Dicho lo cual entro de lleno en el objeto de esta columna. Manifestar mi estupor por las recientes declaraciones de la Presidenta de la República en el sentido de que el bienestar de los trabajadores argentinos no depende de la acción sindical ni de las huelgas, sino de la Macroeconomía.
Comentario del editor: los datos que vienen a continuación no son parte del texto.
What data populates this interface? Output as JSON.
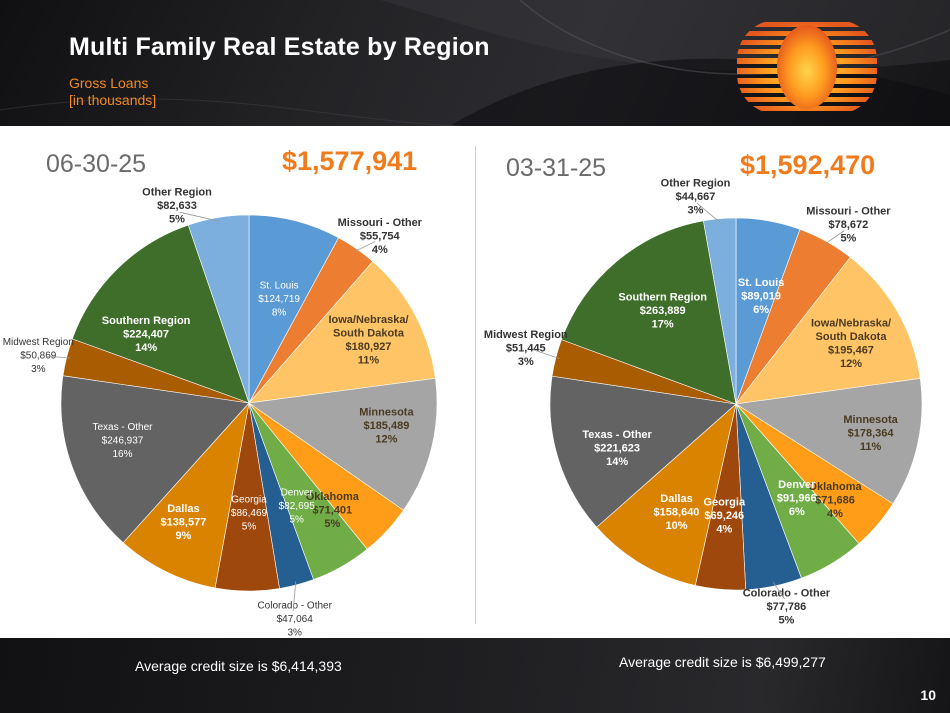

Si bien resultan habituales las descalificaciones dirigidas globalmente a la dirigencia sindical, basadas en el enriquecimiento de algunos, en el manejo poco transparente de los fondos y en la connivencia de esos mismos con gobiernos y patronales, nunca había escuchado un ataque tan frontal, diría que feroz, al derecho fundamental de huelga.
Al poner a
la macroeconomía por encima de la huelga, doña Cristina Fernández de Kirchner
ha superado en imaginación y audacia antisindical a la mismísima Margaret
Thatcher que en los años 80 llevó una implacable ofensiva contra los sindicatos
ingleses.
Pero hay que
reconocer que, en este como en muchos otros temas, la Presidenta puede exhibir
antecedentes de raigambre insospechadamente peronista: En 1949, con ocasión de
la reforma constitucional impulsada por el Presidente Juan Domingo Perón, los
convencionales fieles a su doctrina sostuvieron que no hacía falta instalar en
nuestra Carta Magna el derecho de huelga, pues los derechos obreros estaban bien
y suficientemente defendidos desde la Casa Rosada.
Adviértase
que, al emparentarse con esta tradición, doña Cristina ha tenido la modestia de
elegir a la Macroeconomía, y no a Ella ni a El, como la dispensadora de buenas
condiciones de trabajo.
Permítanme
expresar aquí mi discrepancia intelectual con la doctrina oficial. La libertad
sindical y el derecho de huelga son instrumentos fundamentales al servicio de
la democracia, de las libertades y del bienestar. Por mucho que, en
determinados momentos, algunos puedan abusar de su ejercicio. Este Gobierno, que comenzó anunciando que reconocería a la Central de Trabajadores de la Argentina, que desarmó al Estado frente a las huelgas abusivas en los servicios esenciales, y que se declaró contrario a criminalizar la protesta, termina dividiendo a la CTA, negándole personería gremial, aprobando una ley antiterrorista que amenaza las huelgas, y endiosando a la Macroeconomía en demérito de la autonomía obrera.
Falta que, como ocurriera en los años 50, doña Cristina coloque a un portero de edificio de Puerto Madero como Secretario General de la CGT.